VENDREDI 3 JANVIER 2003

Messieurs les Présidents, Mesdames et Messieurs les Parlementaires, Mesdames et Messieurs les membres du Conseil économique et social,

Je vous remercie de vos voeux chaleureux, ceux que vous venez de me présenter au nom du Parlement et du Conseil économique et social. J'y suis très sensible. A mon tour, je forme des voeux de bonheur et de santé pour chacun des membres de nos trois assemblées constitutionnelles, pour leurs familles, pour leurs proches, ainsi que pour leurs collaborateurs et pour les fonctionnaires qui les assistent.

L'an passé, les Français ont affirmé leur attachement profond au pacte républicain et aux valeurs qui fondent notre Nation. Ils ont également exprimé leur attente de changement, leur exigence d'autorité et de solidarité au sein d'une France qui soit forte, généreuse et unie.

Il vous revient d'exprimer cette volonté de cohésion nationale et d'action, de la traduire dans les faits par les lois que vous votez et le contrôle que vous exercez sur l'activité gouvernementale et sur l'administration.

Vous vous êtes attelés à cette tâche avec détermination. Je rends hommage au travail des députés et des sénateurs : tous ont déjà accompli, depuis l'été, une oeuvre législative importante. Je pense notamment à la session extraordinaire, durant laquelle des textes urgents et essentiels ont été votés.

A travers vous, je salue l'ensemble des Parlementaires, notamment celles et ceux qui ont pour la première fois l'honneur de siéger à l'Assemblée nationale. 175 avez-vous dit, je crois, Monsieur le Président. Je salue tout particulièrement les femmes parlementaires, dont la présence et l'engagement sont indispensables à la vie d'une grande démocratie moderne. Elles sont un peu plus nombreuses que par le passé. Mais beaucoup, beaucoup reste à faire dans la marche vers la parité.

Dès l'élection de la nouvelle Assemblée nationale, vous avez travaillé au rétablissement de la sécurité. C'était un préalable indispensable au renouveau de l'action et à la relance du dynamisme français. La sécurité conditionne l'exercice de toutes les autres libertés. Et comme les plus modestes d'entre nos compatriotes sont aussi les plus exposés à la violence, c'est aussi un impératif de justice sociale.

Des moyens financiers et humains sans précédent ont été votés par le Parlement pour la sécurité et pour la justice. De nouvelles règles ont été posées. La mise en place de la justice de proximité et l'adaptation de notre législation pénale aux exigences de la sécurité publique compléteront bientôt ces textes.

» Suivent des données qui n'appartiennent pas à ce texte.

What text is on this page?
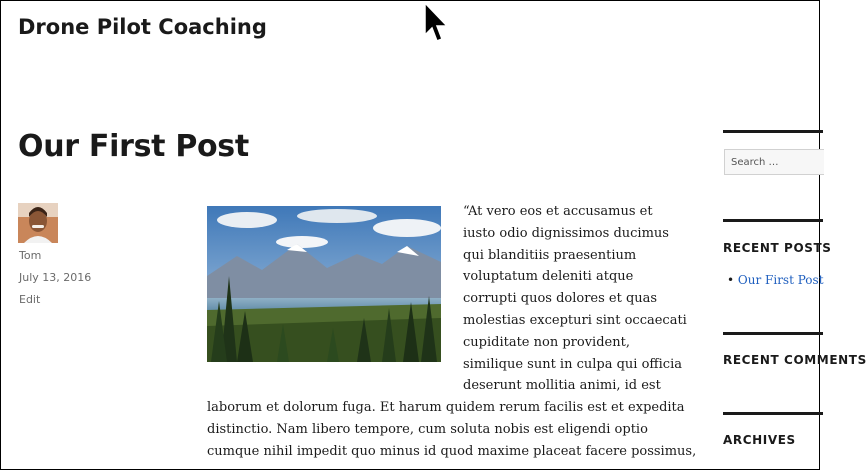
Drone Pilot Coaching
Our First Post
Tom
July 13, 2016
Edit
“At vero eos et accusamus et
iusto odio dignissimos ducimus
qui blanditiis praesentium
voluptatum deleniti atque
corrupti quos dolores et quas
molestias excepturi sint occaecati
cupiditate non provident,
similique sunt in culpa qui officia
deserunt mollitia animi, id est
laborum et dolorum fuga. Et harum quidem rerum facilis est et expedita
distinctio. Nam libero tempore, cum soluta nobis est eligendi optio
cumque nihil impedit quo minus id quod maxime placeat facere possimus,
Search …
RECENT POSTS
• Our First Post
RECENT COMMENTS
ARCHIVES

La libération des énergies économiques et sociales et la lutte contre le chômage, en particulier celui des jeunes ont également donné lieu à un travail législatif important. Nous devrons cette année continuer à mettre tout en oeuvre pour créer les conditions de la croissance, de l'emploi et d'une plus grande justice sociale.

Conformément aux engagements pris devant les Français, la réduction des impôts et des charges a commencé. Elle sera poursuivie. Comme seront poursuivis les efforts pour éviter les contraintes si nombreuses qui pèsent sur nos entreprises, grandes et petites. C'est ainsi que nous pourrons conforter et rénover notre modèle économique et social.

Il nous faut pour cela rendre la priorité au dialogue. La concertation, la négociation collective, le contrat doivent, chaque fois que possible, être privilégiés. Mais en conservant, naturellement, à la loi son rôle de garant des règles et des principes fondamentaux.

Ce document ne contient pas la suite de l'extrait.